Notation. Let $n$ be a positive integer, let $\mu_n\subseteq \mathbb C$ be the set of $N$-th roots of unity, let $K$ be a number field containing $\mu_n$, let $R$ be the ring of integers of $K$, let $a\in R\setminus\{0\}$, let $\mathfrak m\subset R$ be the ideal generated by $a$ and $n$, let $\mathcal I_\mathfrak m$ be the set of fractional ideal of $K$ coprime with $\mathfrak m$.

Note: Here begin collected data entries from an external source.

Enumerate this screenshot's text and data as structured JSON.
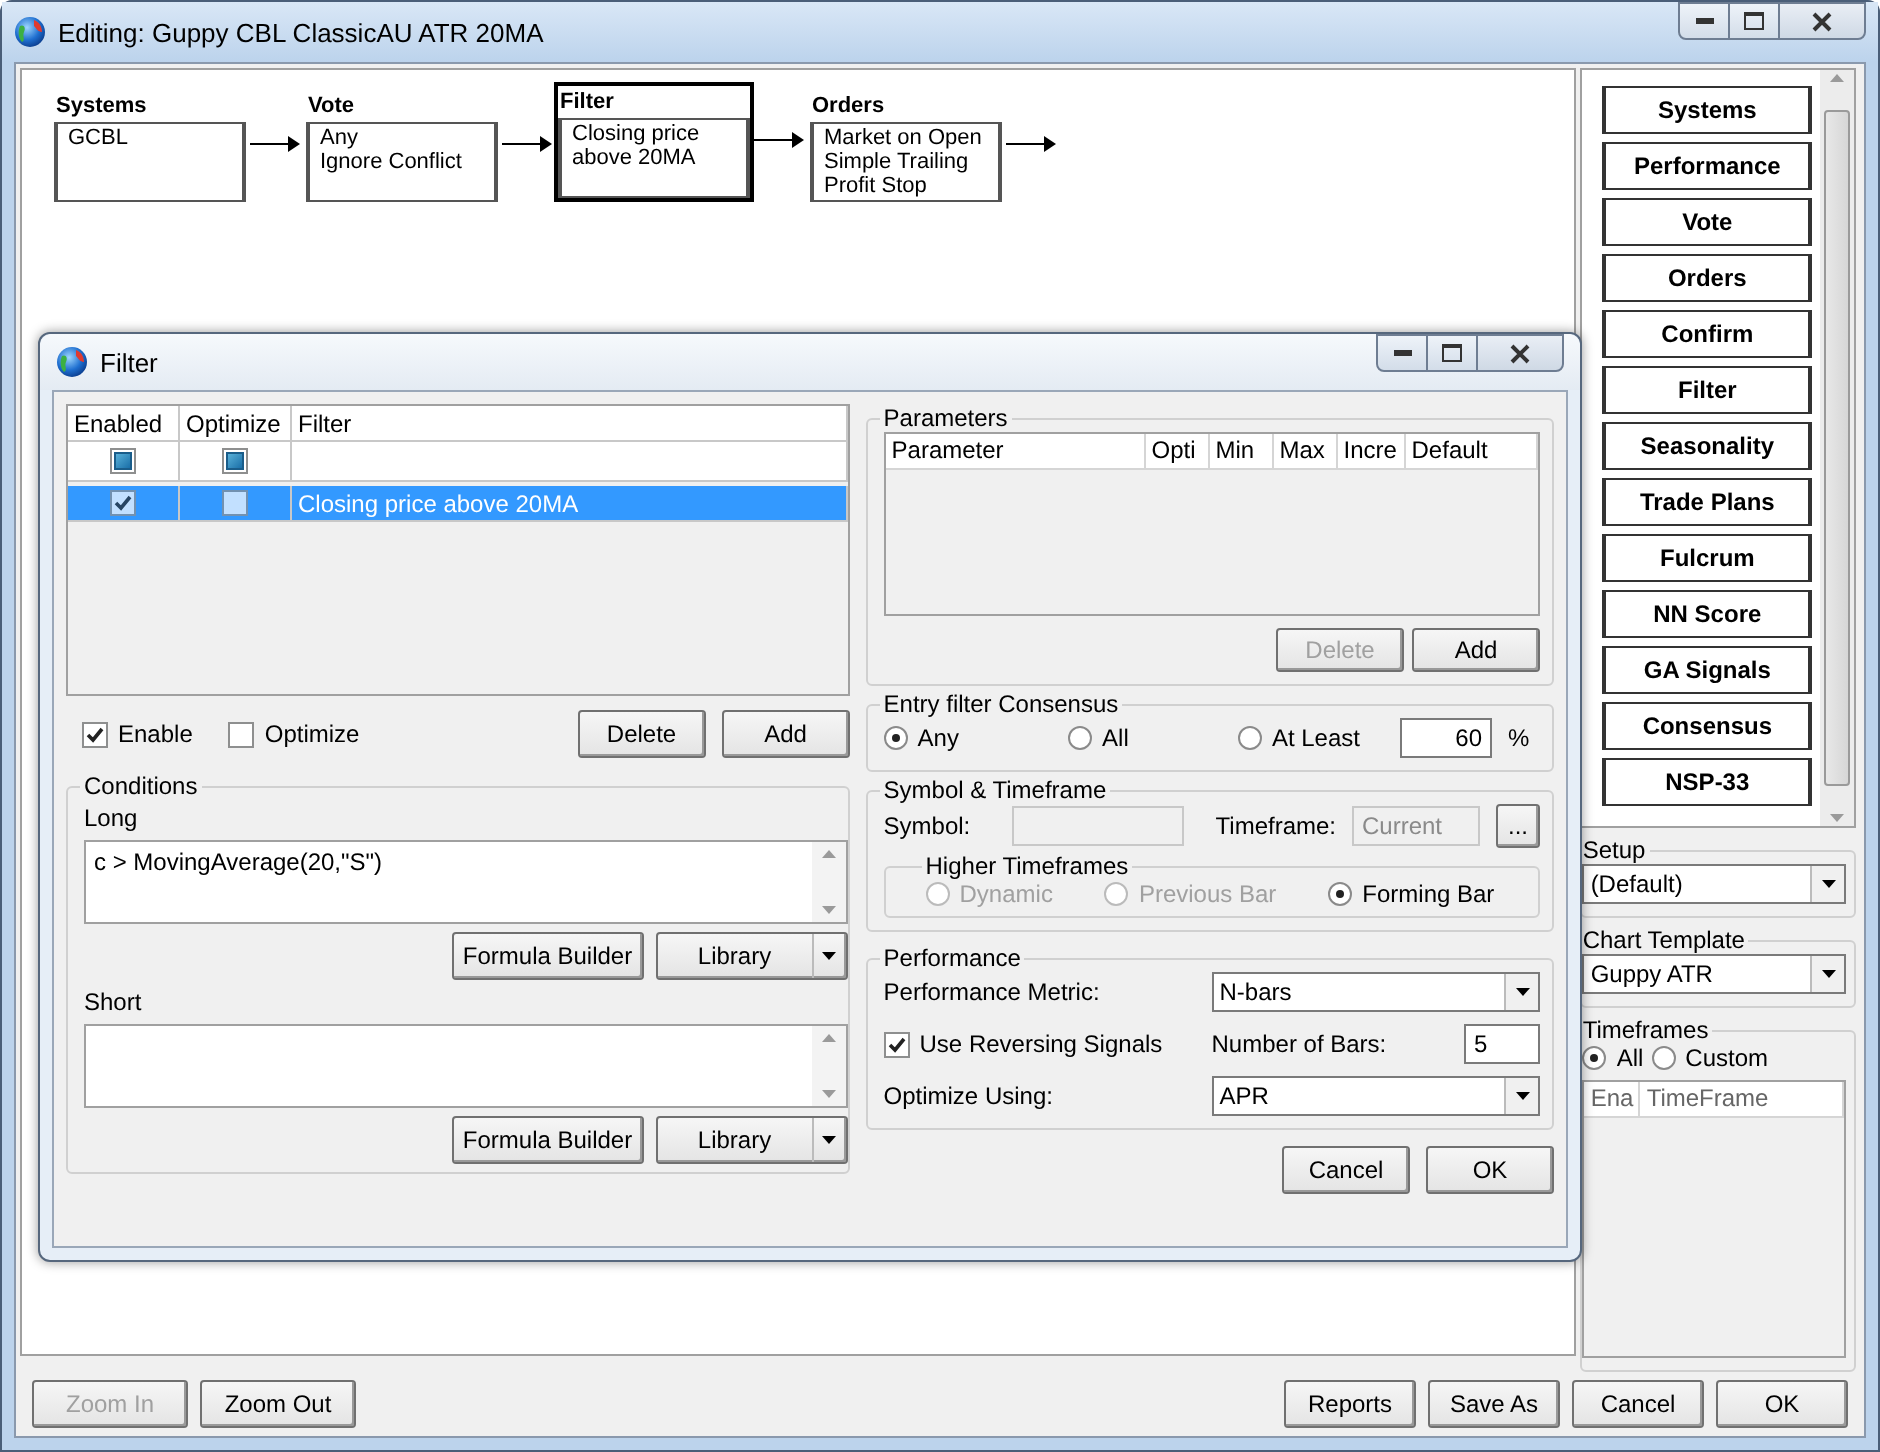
{
  "window": {
    "title": "Editing: Guppy CBL ClassicAU ATR 20MA"
  },
  "flow": [
    {
      "name": "Systems",
      "lines": [
        "GCBL"
      ],
      "selected": false
    },
    {
      "name": "Vote",
      "lines": [
        "Any",
        "Ignore Conflict"
      ],
      "selected": false
    },
    {
      "name": "Filter",
      "lines": [
        "Closing price",
        "above 20MA"
      ],
      "selected": true
    },
    {
      "name": "Orders",
      "lines": [
        "Market on Open",
        "Simple Trailing",
        "Profit Stop"
      ],
      "selected": false
    }
  ],
  "side_buttons": [
    "Systems",
    "Performance",
    "Vote",
    "Orders",
    "Confirm",
    "Filter",
    "Seasonality",
    "Trade Plans",
    "Fulcrum",
    "NN Score",
    "GA Signals",
    "Consensus",
    "NSP-33"
  ],
  "setup": {
    "label": "Setup",
    "value": "(Default)"
  },
  "chart_template": {
    "label": "Chart Template",
    "value": "Guppy ATR"
  },
  "timeframes": {
    "label": "Timeframes",
    "options": [
      {
        "label": "All",
        "selected": true
      },
      {
        "label": "Custom",
        "selected": false
      }
    ],
    "columns": [
      "Ena",
      "TimeFrame"
    ]
  },
  "bottom_left": [
    {
      "label": "Zoom In",
      "disabled": true
    },
    {
      "label": "Zoom Out",
      "disabled": false
    }
  ],
  "bottom_right": [
    {
      "label": "Reports",
      "disabled": false
    },
    {
      "label": "Save As",
      "disabled": false
    },
    {
      "label": "Cancel",
      "disabled": false
    },
    {
      "label": "OK",
      "disabled": false
    }
  ],
  "dialog": {
    "title": "Filter",
    "filter_table": {
      "columns": [
        "Enabled",
        "Optimize",
        "Filter"
      ],
      "all_row": {
        "enabled_indeterminate": true,
        "optimize_indeterminate": true
      },
      "rows": [
        {
          "enabled": true,
          "optimize": false,
          "filter": "Closing price above 20MA",
          "selected": true
        }
      ]
    },
    "enable": {
      "label": "Enable",
      "checked": true
    },
    "optimize": {
      "label": "Optimize",
      "checked": false
    },
    "list_buttons": [
      {
        "label": "Delete",
        "disabled": false
      },
      {
        "label": "Add",
        "disabled": false
      }
    ],
    "conditions": {
      "title": "Conditions",
      "long": {
        "label": "Long",
        "value": "c > MovingAverage(20,\"S\")",
        "buttons": [
          "Formula Builder",
          "Library"
        ]
      },
      "short": {
        "label": "Short",
        "buttons": [
          "Formula Builder",
          "Library"
        ]
      }
    },
    "parameters": {
      "title": "Parameters",
      "columns": [
        "Parameter",
        "Opti",
        "Min",
        "Max",
        "Incre",
        "Default"
      ],
      "buttons": [
        {
          "label": "Delete",
          "disabled": true
        },
        {
          "label": "Add",
          "disabled": false
        }
      ]
    },
    "consensus": {
      "title": "Entry filter Consensus",
      "options": [
        {
          "label": "Any",
          "selected": true
        },
        {
          "label": "All",
          "selected": false
        },
        {
          "label": "At Least",
          "selected": false
        }
      ],
      "percent": "60",
      "unit": "%"
    },
    "symbol_tf": {
      "title": "Symbol & Timeframe",
      "symbol_label": "Symbol:",
      "timeframe_label": "Timeframe:",
      "timeframe_value": "Current",
      "browse": "...",
      "higher": {
        "title": "Higher Timeframes",
        "options": [
          {
            "label": "Dynamic",
            "selected": false,
            "disabled": true
          },
          {
            "label": "Previous Bar",
            "selected": false,
            "disabled": true
          },
          {
            "label": "Forming Bar",
            "selected": true,
            "disabled": false
          }
        ]
      }
    },
    "performance": {
      "title": "Performance",
      "metric": {
        "label": "Performance Metric:",
        "value": "N-bars"
      },
      "reversing": {
        "label": "Use Reversing Signals",
        "checked": true
      },
      "bars": {
        "label": "Number of Bars:",
        "value": "5"
      },
      "optimize_using": {
        "label": "Optimize Using:",
        "value": "APR"
      }
    },
    "buttons": [
      {
        "label": "Cancel"
      },
      {
        "label": "OK"
      }
    ]
  }
}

The Power Residue Symbol is the multiplicative character $\bigl(\frac a \cdot\bigr): \mathcal I_\mathfrak m\to \mu_n$ that satistfies $\bigl(\frac a {\mathfrak p}\bigr)\equiv a^{\frac{N\mathfrak p-1}{n}} \mod {\mathfrak p}$ for every prime ideal $\mathfrak p\in\mathcal I_\mathcal m$, where $N\mathfrak p\in\mathbb N$ is the norm of $\mathfrak p$.
Fact. If I am not mistaken, the power residue symbol is a unitary Hecke character (aka Grossencharakter) of $K$, with trivial infinity type, with finite order, and with conductor dividing a power of $\mathfrak m$. This fact follows from class field theory, from example, from [1, VIII.5.5, page 241].
Question. Is there a citable reference in which this fact is stated more explicitly? I looked also in [2] and in a plethora of other places, but I was not successful.
[1]: J. Milne. Class field theory (v4.02), 2013. Available at www.jmilne.org/math/
[2]: Neukirch, Jürgen. Class field theory. Vol. 280. Berlin: Springer, 1986.